Добавлю к этому, что и на поэзию косилось наше университетское начальство, и когда я стал в "Москвитянине" помещать стихи свои, я никогда не подписывал своей фамилии. Но шила в мешке не утаишь.
Мои шуточные стихотворения, приводимые Фетом в своих воспоминаниях, очевидно, не нравились нашему доброму, нежно любимому инспектору, и Нахимов (Платон Степанович или Флакон Стаканыч, как шутя называли его студенты) стал сбавлять мне балл за поведение (то есть вместо 5 стал ставить 4).
Пока моя бабушка была жива, я был обеспечен, но и тогда денег у меня не было, я ходил в университет пешком и зимой в самые сильные морозы в одной студенческой шинели и без галош. Я считал себя уже богачом, если у меня в жилетном кармане заводился двугривенный; по обыкновению, я тратил эти деньги на чашку кофе в ближайшей кондитерской; в то время не было ни одной кофейной, ни одной кондитерской, где бы не получались все лучшие журналы и газеты, которых не было и в помине у моей бабушки,– "Отечественные записки", "Московский наблюдатель", "Пантеон" и "Библиотека для чтения",– и я по целым часам читал все, что в то время могло интересовать меня.

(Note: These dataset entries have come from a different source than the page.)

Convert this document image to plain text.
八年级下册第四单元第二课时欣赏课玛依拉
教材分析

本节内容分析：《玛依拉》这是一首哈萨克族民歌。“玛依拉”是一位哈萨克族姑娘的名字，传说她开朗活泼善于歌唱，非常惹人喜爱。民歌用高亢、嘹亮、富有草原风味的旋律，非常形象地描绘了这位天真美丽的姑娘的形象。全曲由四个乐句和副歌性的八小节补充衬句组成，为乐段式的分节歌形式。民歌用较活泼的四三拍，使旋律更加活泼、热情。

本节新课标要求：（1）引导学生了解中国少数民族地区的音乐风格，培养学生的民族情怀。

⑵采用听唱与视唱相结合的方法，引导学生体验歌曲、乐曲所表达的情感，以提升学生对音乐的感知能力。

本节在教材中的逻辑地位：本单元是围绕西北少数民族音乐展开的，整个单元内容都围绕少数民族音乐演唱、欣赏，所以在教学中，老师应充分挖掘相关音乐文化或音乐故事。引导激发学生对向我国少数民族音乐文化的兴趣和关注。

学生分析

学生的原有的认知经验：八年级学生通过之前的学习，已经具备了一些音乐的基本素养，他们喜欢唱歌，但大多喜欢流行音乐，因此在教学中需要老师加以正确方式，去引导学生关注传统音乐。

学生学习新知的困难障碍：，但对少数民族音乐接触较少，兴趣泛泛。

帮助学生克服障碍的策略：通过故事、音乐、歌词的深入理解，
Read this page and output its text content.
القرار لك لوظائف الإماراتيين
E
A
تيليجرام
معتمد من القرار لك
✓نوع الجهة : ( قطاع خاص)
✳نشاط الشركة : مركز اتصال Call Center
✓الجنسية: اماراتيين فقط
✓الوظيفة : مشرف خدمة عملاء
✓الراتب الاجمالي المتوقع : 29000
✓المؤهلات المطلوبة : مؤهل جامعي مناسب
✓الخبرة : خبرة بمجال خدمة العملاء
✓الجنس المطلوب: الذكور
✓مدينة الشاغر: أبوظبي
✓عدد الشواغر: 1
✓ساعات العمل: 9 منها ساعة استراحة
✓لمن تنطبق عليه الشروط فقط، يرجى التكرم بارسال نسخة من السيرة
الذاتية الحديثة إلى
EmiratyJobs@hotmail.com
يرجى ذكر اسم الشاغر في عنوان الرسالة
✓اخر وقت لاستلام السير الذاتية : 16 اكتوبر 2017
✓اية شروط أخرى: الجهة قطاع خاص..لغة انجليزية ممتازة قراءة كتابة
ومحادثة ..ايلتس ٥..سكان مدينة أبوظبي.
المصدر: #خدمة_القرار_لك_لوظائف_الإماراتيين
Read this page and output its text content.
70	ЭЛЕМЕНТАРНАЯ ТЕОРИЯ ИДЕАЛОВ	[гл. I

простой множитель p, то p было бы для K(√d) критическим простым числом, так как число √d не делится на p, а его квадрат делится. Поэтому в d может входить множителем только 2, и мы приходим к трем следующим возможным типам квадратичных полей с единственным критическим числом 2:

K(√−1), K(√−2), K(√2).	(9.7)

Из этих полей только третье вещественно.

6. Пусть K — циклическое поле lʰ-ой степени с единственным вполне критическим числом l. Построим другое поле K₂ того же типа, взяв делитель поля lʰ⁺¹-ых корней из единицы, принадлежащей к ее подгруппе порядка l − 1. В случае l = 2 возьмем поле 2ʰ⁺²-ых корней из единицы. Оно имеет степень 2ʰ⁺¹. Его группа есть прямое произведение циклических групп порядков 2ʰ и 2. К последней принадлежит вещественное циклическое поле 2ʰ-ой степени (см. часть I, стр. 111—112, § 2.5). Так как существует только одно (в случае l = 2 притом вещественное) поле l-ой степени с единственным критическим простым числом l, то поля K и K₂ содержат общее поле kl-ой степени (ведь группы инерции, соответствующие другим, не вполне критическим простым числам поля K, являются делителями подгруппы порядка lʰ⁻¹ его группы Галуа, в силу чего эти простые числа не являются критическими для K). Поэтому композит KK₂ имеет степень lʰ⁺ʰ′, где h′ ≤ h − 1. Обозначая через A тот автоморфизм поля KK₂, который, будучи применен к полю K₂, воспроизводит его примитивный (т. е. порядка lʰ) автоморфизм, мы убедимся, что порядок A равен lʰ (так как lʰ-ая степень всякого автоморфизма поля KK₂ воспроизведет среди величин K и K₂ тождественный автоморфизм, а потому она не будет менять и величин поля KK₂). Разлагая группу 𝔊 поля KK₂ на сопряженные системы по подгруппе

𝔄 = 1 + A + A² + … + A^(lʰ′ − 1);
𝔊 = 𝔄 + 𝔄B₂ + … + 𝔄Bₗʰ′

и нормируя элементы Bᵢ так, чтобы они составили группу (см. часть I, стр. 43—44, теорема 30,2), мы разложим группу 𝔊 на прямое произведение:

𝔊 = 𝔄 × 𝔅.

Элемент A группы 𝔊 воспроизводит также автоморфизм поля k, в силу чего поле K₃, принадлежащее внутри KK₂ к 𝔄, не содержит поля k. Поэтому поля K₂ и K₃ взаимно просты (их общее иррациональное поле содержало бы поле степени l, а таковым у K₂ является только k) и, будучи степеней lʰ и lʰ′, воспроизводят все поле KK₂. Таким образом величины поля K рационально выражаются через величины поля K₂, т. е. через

Помню, как электризовали меня горячие статьи Белинского об игре Мочалова. Более всего славился он в роли Гамлета. Перевод этой трагедии, сделанный Н. Полевым, я знал наизусть. Это был перевод далеко не подстрочный, но очень сценичный. Даже лишние стихи, которых нет в подлиннике, как, например:
Взгляни, как все печально и уныло,
Как будто наступает страшный суд,–
были поразительно сильны в устах вдохновенного актера. Часто посещать театр я, однако, не мог по недостатку средств и Мочалова в роли Гамлета видел только один раз: видел со всеми достоинствами и недостатками игры его. Когда на сцене происходит игра заезжих актеров и когда Гамлету становится очевидным, какое страшное влияние производит на душу преступного короля повторенное на сцене убийство отца его, Гамлет во время этого представления сидит у ног Офелии, и, как только взволнованный король уходит в сопровождении всех своих придворных, он вскакивает, одним или двумя прыжками перебегает на авансцену и с диким, злорадным хохотом восклицает: «Оленя ранили стрелой!» Все это было бы очень смешно у другого актера, но Мочалов так был страшен в эту минуту, что у меня волосы стали дыбом, и вся зрительная зала безмолвствовала, потрясенная силой такого необузданного чувства. Повторяю, такая игра, если бы она не была гениальна, была бы достойна всеобщего осмеяния. Последнее действие прошло вяло, и Мочалов был уже неузнаваем. Это был уже не тот Мочалов, который с такой горечью объяснялся с своей матерью и заколол подслушивавшего их Полония.
II
Кружок Станкевича.– Д. А. Ровинский и его сестра Мария Александровна.– Смерть бабушки.– Скитание по квартирам.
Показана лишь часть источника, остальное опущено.